Here I put some familiar concepts in abstract algebra to help remembering them. Most of the notions and explanations are obtained from Wikipedia. I simplify (may over simplify) the concepts scattered in different places and put them together in a more logic-clear order (as least for myself).
- A group is a set of elements together with an operation that combines two of its elements to form a third element satisfying the closure, associativity, identity and invertibility axioms. A group has the most widely applications in Physics, Chemistry, and other fields. The notion of groups arose in the 1830s, and was firmly established around 1870. Modern group theory studies groups in their own right. Various notions are devised to break groups into smaller, better understandable pieces, such as subgroups, quotient groups and other groups.

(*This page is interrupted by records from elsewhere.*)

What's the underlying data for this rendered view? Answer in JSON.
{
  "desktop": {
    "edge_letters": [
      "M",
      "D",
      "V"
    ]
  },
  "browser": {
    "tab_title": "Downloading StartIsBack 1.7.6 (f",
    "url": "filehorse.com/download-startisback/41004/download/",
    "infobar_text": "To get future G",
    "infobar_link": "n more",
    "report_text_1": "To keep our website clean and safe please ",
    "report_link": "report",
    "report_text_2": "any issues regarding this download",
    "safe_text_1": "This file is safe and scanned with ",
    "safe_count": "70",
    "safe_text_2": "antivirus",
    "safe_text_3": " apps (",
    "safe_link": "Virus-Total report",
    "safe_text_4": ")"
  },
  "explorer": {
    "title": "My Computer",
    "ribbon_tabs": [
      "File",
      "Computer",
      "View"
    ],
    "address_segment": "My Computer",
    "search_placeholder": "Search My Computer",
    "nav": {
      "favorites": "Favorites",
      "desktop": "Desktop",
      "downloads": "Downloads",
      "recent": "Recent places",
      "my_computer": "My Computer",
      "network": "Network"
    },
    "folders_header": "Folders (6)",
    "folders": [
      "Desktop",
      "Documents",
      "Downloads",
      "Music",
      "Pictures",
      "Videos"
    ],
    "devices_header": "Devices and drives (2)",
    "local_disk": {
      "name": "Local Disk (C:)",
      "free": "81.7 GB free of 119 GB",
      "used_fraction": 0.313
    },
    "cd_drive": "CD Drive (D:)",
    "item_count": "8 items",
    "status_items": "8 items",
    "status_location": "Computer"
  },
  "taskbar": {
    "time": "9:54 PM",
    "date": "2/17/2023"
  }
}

- An abelian group is a group in which the axiom of commutativity is added, i.e., the group operation to two group elements does not depend on their order. The abelian group is generally simpler than that of their non-abelian counterparts. Finite abelian groups are very well understood. Infinite abelian groups are an area of current research.
- A ring is an abelian group with another binary operation. The abelian group operation is called “addition”, and the newly added operation is called “multiplication” in analogy with the integers. The multiplication is associative and distributive over the addition (both left and right distributivity). We also agree (or assume) that there is a multiplicative identity `1′ in a ring. If the multiplicative identity does not exist, we call it a rng (or a pseudo-ring). A ring can be considered as a generalization of the integers to other mathematical objects, such as polynomials, series, matrices and functions. The formal definition of rings is relatively recent, dating from the 1920s.
- A commutative ring is a ring in which the multiplication operation is commutative. The study of commutative rings is called commutative algebra.
- A field is a commutative ring that contains a multiplicative inverse for every nonzero element, or equivalently whose nonzero elements form an abelian group under multiplication. Fields are the most familiar concepts in the sense that we learn the knowledge about fields in our primary and middle schools. In a field, we can have the notions of addition, subtraction, multiplication and division. Common fields are the real numbers, the complex numbers, the rational numbers, the functions and so forth.
- groups = the most basic algebraic structures (closure, associativity, identity and invertibility);
- abelian groups = groups + commutativity;
- rings = abelian groups + associative and distributive multiplication;
- commutative rings = rings + commutative multiplication;
- fields = commutative rings + inverse multiplication.